Estados Unidos propõem tarifas de 25% sobre mercadorias brasileiras após investigação de práticas comerciais
O Escritório de Comércio dos Estados Unidos propôs tarifas de 25% sobre mercadorias brasileiras após investigação sobre práticas que restringem o comércio com o país. A medida, baseada na Lei de Comércio de 1974, exclui itens estratégicos e prevê a definição final das taxas até 15 de julho de 2026
O Escritório de Comércio dos Estados Unidos (USTR) propôs a aplicação de tarifas de 25% sobre mercadorias brasileiras após concluir, nesta segunda-feira (1º), uma investigação que aponta a existência de práticas governamentais que restringem ou oneram o comércio com o país norte-americano. A medida, fundamentada na Seção 301 da Lei de Comércio de 1974, prevê a taxação de diversos itens, embora exclua produtos considerados estratégicos, como aeronaves e peças, terras raras, café, frutas, carnes, fertilizantes, medicamentos e produtos químicos orgânicos. Também ficam isentos cereais, sementes, especiarias, chá, plantas medicinais e industriais, além de doações e materiais informativos.
A investigação, aberta em 15 de julho de 2025 por determinação do presidente Donald Trump, identificou barreiras em múltiplas frentes. No setor financeiro e digital, o USTR alega que o Banco Central do Brasil favorece o PIX em relação a provedores americanos, atuando simultaneamente como regulador e operador do sistema, o que limitaria as taxas de concorrentes. Sobre a regulação de redes sociais, o relatório critica a emissão de ordens sigilosas para a remoção de conteúdos políticos e suspensão de perfis de residentes nos EUA, além da aplicação de multas elevadas e bloqueios de sites.

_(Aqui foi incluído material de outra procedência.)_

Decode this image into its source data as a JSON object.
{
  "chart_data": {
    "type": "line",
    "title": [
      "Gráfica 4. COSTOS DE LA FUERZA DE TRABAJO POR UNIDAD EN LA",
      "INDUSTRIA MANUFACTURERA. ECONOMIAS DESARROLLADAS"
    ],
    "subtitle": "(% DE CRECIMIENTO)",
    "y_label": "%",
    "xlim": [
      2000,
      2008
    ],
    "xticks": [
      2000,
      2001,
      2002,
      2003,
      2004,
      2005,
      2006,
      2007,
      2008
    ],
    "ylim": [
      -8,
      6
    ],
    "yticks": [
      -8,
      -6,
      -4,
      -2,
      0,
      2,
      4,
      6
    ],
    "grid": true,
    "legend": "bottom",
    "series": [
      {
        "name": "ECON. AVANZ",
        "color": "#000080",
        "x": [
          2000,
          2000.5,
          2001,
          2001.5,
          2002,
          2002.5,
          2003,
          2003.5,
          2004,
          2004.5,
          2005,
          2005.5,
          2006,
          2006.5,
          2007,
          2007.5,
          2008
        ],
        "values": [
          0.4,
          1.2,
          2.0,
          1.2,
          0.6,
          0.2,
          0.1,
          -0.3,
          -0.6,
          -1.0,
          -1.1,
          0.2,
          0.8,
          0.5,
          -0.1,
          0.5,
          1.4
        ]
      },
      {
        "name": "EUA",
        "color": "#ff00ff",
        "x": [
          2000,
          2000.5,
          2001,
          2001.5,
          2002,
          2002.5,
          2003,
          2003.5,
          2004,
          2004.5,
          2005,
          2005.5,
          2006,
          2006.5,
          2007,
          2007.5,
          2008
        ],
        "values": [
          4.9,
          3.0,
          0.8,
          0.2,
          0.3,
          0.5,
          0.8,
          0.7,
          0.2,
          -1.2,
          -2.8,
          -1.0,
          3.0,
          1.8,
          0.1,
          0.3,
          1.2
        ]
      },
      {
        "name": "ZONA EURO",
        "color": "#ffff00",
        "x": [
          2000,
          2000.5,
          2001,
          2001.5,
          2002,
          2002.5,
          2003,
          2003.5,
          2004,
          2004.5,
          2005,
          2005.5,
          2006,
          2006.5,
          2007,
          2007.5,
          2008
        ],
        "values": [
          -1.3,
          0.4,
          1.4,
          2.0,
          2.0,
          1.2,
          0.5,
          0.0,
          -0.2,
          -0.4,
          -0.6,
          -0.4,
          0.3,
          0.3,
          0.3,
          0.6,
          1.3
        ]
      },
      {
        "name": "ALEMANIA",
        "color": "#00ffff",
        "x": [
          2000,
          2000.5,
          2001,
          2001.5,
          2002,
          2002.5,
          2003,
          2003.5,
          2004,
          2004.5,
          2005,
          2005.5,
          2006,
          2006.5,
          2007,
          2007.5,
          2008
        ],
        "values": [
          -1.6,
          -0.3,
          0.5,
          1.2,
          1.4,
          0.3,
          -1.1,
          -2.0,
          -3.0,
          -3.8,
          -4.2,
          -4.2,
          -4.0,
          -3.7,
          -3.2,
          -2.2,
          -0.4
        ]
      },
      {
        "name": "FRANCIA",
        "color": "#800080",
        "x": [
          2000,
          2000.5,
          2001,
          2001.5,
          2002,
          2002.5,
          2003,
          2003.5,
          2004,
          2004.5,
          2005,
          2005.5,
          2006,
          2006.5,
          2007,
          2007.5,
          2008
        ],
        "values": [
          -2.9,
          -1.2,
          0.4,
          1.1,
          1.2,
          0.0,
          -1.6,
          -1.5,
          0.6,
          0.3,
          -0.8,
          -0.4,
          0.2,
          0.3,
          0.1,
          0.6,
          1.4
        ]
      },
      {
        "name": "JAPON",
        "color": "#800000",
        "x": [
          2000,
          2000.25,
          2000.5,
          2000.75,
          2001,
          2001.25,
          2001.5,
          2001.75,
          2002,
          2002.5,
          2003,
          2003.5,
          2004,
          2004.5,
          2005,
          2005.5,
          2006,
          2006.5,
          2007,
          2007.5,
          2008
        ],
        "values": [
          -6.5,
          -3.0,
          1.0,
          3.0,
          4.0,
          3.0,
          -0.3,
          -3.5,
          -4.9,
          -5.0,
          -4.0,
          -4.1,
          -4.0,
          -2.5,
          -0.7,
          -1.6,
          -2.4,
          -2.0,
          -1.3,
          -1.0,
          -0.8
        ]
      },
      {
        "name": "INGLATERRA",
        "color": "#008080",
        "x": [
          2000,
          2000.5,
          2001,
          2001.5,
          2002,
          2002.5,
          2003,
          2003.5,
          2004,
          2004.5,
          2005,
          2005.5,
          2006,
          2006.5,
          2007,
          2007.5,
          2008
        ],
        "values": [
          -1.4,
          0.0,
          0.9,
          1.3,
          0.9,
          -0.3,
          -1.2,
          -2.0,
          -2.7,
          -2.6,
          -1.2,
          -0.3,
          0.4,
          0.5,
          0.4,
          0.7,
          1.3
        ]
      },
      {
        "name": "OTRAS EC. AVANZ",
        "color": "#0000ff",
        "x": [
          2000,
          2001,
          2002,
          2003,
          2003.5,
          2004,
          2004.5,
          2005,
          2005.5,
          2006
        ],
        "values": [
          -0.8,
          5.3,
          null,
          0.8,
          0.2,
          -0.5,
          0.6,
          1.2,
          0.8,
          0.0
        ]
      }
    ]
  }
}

No campo comercial e regulatório, os Estados Unidos contestam a reciprocidade tarifária do etanol, interrompida pelo Brasil em 2017, e questionam a legalidade de acordos preferenciais firmados com México e Índia em setores competitivos. A proteção à propriedade intelectual também é alvo de críticas, especialmente a lentidão do Instituto Nacional da Propriedade Industrial (INPI) na análise de patentes biofarmacêuticas, que pode chegar a 109 meses, somada a falhas no combate à pirataria.
O documento americano aponta ainda a ineficácia histórica na aplicação das leis contra o desmatamento ilegal e a insuficiência de medidas no combate à corrupção. O relatório cita a queda do Brasil no Índice de Percepção da Corrupção da Transparência Internacional, a renegociação de acordos de leniência sem transparência e a anulação de processos da Operação Lava Jato pelo STF em 2023.
A decisão ocorre após o fracasso de negociações entre os governos de Luiz Inácio Lula da Silva e Donald Trump, que deveriam ter sido encerradas nesta sexta-feira (5). O desfecho frustra a tentativa do presidente brasileiro de evitar retaliações financeiras e impactos econômicos ligados à classificação do PCC e do CV como grupos terroristas.
A imposição das tarifas não é imediata. O cronograma legal exige consultas públicas: pedidos de participação em audiência devem ser enviados até 22 de junho de 2026, com comentários por escrito até 1º de julho. A audiência pública ocorrerá em 6 de julho, e o prazo final para a definição e aplicação das medidas corretivas é 15 de julho de 2026.
O uso da Seção 301 surge como alternativa jurídica após a Suprema Corte dos EUA ter considerado ilegal, em 20 de fevereiro, o uso da Lei de Poderes Econômicos de Emergência Internacional (IEEPA) para a imposição unilateral de tarifas. Essa decisão judicial anulou sobretaxas anteriores, incluindo uma tarifa de 40% sobre itens brasileiros anunciada em julho de 2025. Atualmente, permanece vigente uma tarifa global de 10% imposta por Trump, válida até 24 de julho.